You might want to rethink your position here. Just saying. I'm not saying Canada should join the EU, since being the only country that's not even remotely in Europe might result in lesser treatment, but if that happens, the reason won't be because their population is too small.

Comment Re:Ticking time bomb (Score 1) 11

You know what I was just thinking? I want a nieve, blind, clueless, non-sentient army of cheap EV garbage to all charge at the same time after evening rush hour, blow up the local grid, and stop in their tracks every time there's a power/cell tower outage. That's exactly what my city needs.

Why do you think they would stop in their tracks every time there's a power or cell tower outage?

Yes, there have been some issues with widespread power outages causing the cars to get confused because things don't look right, but that's a bug, not expected behavior.

And although they won't have fares if they have no cell service, there's no reason to expect them to stop being able to drive. They will do whatever they normally do when they have no fare — find a place to park. Other than for learning about pickups and dropoffs, robotaxis use cellular networks only when they break down, to request remote driving assistance (i.e. relatively rarely).

Comment Re:Layoffs (Score 1) 73

Oh, yeah, I just realized that this is an expense on the Roku side, so the taxes would cancel out. Ugh.

Then yes, you're correct that there's no possible way for consolidating two businesses to save money without direct job loss, other than perhaps reducing payouts to external companies for things that they both do (e.g. accountants).

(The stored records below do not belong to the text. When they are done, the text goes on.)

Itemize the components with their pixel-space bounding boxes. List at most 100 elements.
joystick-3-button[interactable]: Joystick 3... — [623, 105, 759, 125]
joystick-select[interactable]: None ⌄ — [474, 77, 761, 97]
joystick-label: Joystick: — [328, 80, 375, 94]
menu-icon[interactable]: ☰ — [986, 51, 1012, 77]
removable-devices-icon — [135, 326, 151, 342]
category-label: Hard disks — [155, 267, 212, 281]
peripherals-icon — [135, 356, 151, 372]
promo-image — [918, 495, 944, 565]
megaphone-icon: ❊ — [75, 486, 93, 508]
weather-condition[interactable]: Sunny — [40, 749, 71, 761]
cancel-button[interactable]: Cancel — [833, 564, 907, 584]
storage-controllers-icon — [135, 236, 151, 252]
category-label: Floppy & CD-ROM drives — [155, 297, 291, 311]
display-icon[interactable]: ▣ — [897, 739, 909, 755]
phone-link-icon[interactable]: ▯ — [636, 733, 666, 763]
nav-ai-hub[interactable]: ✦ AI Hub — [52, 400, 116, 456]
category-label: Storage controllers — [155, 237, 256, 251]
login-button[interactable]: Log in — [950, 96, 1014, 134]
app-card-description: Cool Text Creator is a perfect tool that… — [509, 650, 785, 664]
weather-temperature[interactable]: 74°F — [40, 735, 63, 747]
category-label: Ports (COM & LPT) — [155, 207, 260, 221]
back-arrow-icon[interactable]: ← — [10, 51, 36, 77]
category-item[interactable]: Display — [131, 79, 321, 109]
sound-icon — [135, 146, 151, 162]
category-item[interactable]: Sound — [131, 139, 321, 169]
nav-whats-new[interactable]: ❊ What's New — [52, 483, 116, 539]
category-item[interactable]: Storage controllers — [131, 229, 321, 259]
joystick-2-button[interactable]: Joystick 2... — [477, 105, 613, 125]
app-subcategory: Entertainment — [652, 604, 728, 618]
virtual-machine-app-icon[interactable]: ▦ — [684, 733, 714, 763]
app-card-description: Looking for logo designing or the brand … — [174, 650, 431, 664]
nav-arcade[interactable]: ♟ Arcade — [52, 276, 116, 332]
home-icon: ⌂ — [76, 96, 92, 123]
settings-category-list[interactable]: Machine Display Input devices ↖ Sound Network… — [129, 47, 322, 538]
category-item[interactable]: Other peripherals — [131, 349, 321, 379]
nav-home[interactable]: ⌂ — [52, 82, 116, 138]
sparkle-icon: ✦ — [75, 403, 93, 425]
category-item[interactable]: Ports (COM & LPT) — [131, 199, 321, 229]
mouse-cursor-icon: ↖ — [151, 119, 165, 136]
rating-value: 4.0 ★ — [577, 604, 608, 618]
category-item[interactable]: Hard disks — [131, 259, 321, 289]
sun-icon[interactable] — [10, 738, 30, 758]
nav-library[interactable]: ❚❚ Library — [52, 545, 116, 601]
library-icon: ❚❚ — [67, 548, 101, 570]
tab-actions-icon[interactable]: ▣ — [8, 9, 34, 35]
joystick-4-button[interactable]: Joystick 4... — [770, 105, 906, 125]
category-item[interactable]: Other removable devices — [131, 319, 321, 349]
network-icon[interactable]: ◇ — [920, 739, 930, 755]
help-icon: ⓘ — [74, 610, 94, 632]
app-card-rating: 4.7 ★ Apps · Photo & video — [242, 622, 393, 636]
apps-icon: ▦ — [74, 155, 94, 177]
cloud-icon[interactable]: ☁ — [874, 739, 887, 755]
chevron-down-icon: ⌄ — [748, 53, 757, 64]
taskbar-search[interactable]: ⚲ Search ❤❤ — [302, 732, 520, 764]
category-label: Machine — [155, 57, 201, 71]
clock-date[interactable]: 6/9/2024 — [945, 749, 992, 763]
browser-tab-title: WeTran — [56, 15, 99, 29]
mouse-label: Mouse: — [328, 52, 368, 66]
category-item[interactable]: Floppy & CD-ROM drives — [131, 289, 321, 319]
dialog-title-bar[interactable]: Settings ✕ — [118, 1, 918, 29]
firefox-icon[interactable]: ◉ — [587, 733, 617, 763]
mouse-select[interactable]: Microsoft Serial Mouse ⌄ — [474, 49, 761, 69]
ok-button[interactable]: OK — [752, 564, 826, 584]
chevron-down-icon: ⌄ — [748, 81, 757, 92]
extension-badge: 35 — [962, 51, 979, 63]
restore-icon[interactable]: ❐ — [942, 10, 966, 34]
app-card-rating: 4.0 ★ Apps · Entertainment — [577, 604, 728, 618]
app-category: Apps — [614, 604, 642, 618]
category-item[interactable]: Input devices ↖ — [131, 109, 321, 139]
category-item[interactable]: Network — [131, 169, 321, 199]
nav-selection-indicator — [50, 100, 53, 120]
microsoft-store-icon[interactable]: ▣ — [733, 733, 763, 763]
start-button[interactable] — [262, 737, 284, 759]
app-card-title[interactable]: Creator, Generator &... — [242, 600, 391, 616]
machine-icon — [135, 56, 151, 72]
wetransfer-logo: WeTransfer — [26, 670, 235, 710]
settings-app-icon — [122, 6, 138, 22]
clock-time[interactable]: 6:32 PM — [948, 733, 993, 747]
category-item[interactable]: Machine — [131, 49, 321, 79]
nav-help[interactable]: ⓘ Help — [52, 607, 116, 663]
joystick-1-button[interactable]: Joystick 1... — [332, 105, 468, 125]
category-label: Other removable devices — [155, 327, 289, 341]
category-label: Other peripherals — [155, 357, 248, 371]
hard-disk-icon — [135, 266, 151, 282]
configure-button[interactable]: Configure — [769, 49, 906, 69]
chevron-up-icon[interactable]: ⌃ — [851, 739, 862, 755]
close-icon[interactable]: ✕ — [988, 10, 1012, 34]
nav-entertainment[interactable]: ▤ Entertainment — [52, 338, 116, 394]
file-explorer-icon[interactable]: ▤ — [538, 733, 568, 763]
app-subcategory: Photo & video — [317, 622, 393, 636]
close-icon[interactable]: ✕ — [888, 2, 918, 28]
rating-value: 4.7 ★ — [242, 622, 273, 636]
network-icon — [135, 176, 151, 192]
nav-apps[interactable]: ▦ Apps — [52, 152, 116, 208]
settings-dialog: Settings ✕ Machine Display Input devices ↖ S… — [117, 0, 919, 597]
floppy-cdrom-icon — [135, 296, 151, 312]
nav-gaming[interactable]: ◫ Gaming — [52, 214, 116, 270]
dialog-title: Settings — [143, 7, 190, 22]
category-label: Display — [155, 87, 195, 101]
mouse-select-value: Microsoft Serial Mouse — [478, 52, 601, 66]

Comment Re:Title Correction: (Score 1) 160

The biggest problem with advertising as a funding mechanism is that it creates incentives to *make the content worse*. It's no longer "what can I present that will help the user". It's "what can I present that will attract advertisers and keep the user spending time where I can further target them". There's the tracking thing, too, of course, and the scam propagation, and whatever else. As well as just the raw annoyance.

There's no incentive for anybody improve "bad ads" as long as they believe bad ads still work. Even if they *had* an incentive, it's not obvious how either the people producing the ads *or* the people serving them would actually do it. The producers are presumably already placing the ads they think are most likely to meet *their* goals. And as for the servers, they have very little leverage, because, in the end, their business is "you pay me to show the user whatever you want the user to see".

Sure, subscriptions suck. So come up with an alternative, say a truly privacy-preserving micropayment system. That's doable nowadays in a way it would *not* have been in the late 1990s... but it won't happen as long as it's possible to keep leaning on advertising. Nobody wants to be the first mover on something like that or eat the development costs alone. Advertising needs to die so that something better has space to grow.

   

Comment Re: Enshittification marches ever onward (Score 1) 54

They removed something you never should have had, that your processor never should have done, and that they never, ever told you your processor should've could do.

It may not have been in the spec, but if it was widely known that the chip could do it, then it very well could be the case that people purchased the chip because of that, in which case the company unjustly benefitted from the widespread belief that it was supported, and is now seeking to further unjustly benefit by forcing those buyers to spend more money if they want to keep that feature.

Their failure to explicitly make clear that this was a bug and fix it in a timely manner is at least potentially an implied representation that could be subject to promissory estoppel.

In other words, they're probably doing something that violates the law, but we won't know for sure unless someone cares enough to sue over it.